Fenomena oseanik yang dikenal sebagai El Niño telah resmi dimulai, menurut para prakirawan cuaca AS. Para ahli meteorologi memperingatkan bahwa fenomena ini bisa menjadi yang terkuat di abad ini dan memicu cuaca ekstrem yang mengganggu pertanian di seluruh dunia.
National Oceanic and Atmospheric Administration telah mengonfirmasi dimulainya kondisi El Niño. Angin pasat telah melambat, menggeser air hangat ke arah timur melintasi Pasifik dan menciptakan kondisi bagi pola cuaca yang tidak biasa.
Peristiwa ini diperkirakan akan mencapai puncaknya sekitar bulan Desember atau Januari. Fase yang sangat kuat kemungkinan akan terjadi, dengan beberapa ilmuwan menyebutnya sebagai super El Niño, meskipun World Meteorological Organization telah menolak istilah tersebut.
Dampak yang ditimbulkan akan bervariasi di setiap wilayah.
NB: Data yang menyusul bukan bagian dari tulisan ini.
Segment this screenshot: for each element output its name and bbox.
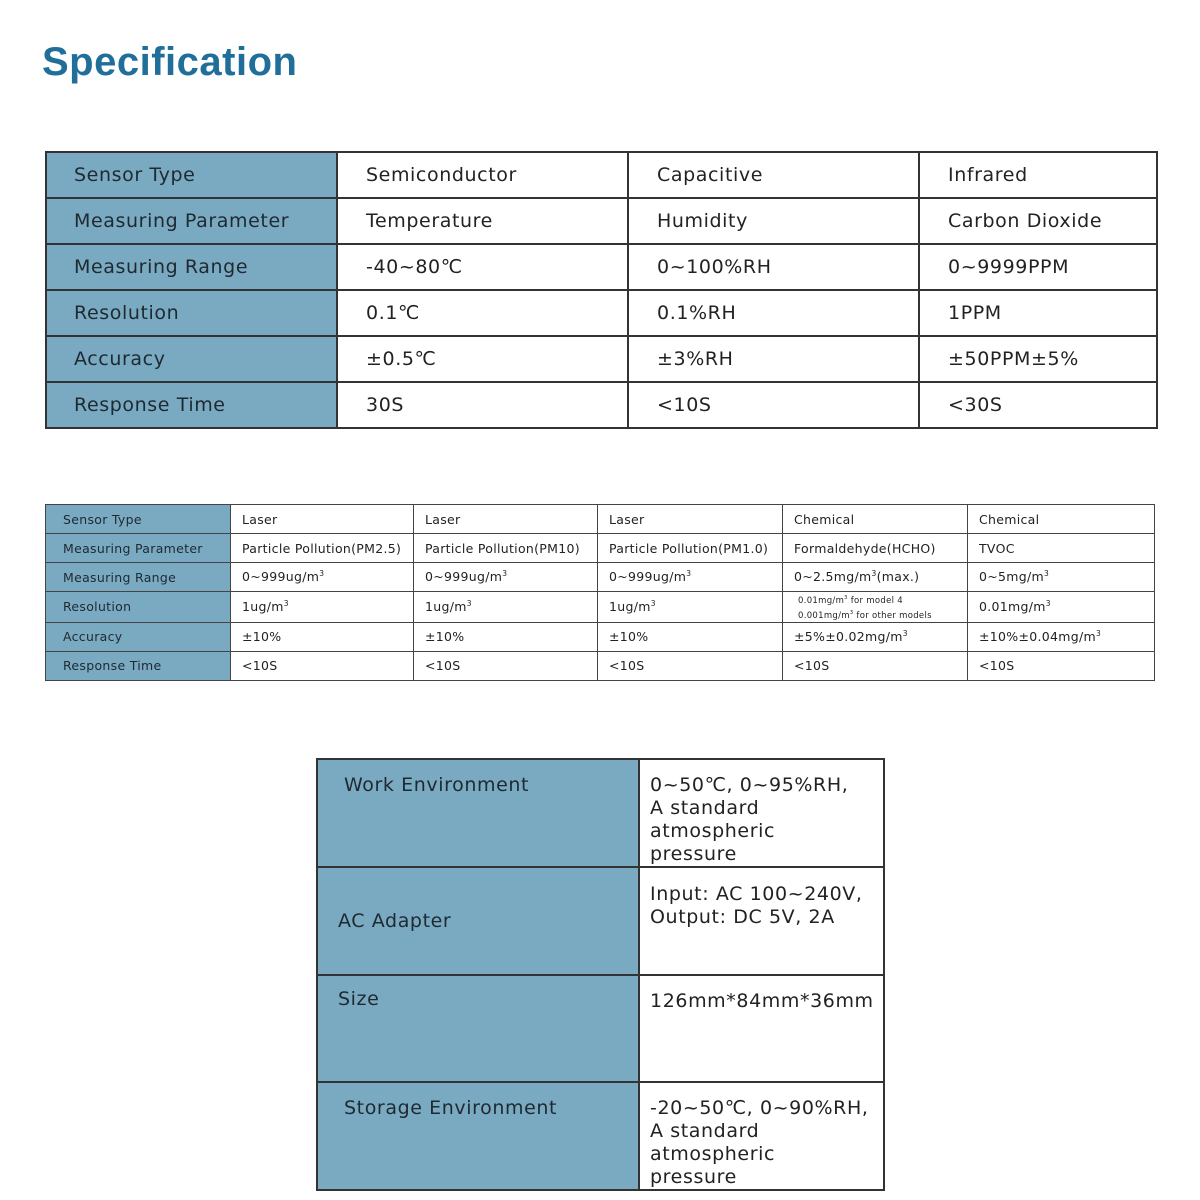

India menghadapi musim monsun yang lebih lemah yang dapat memangkas hasil panen padi, Afrika bagian selatan dapat mengalami penurunan produksi jagung, dan Amerika Serikat bagian selatan mungkin mengalami banjir. Dampak-dampak ini menambah tekanan pada para petani yang sudah harus menghadapi biaya pupuk yang lebih tinggi akibat perang Iran.
Para ilmuwan mencatat bahwa interaksi dengan perubahan iklim yang sedang berlangsung dapat mengubah wilayah mana yang paling menderita akibat kekeringan atau hujan lebat. Preseden sejarah, seperti peristiwa parah tahun 1877, menunjukkan bagaimana pola-pola tersebut sebelumnya telah berkontribusi terhadap kerawanan pangan yang meluas.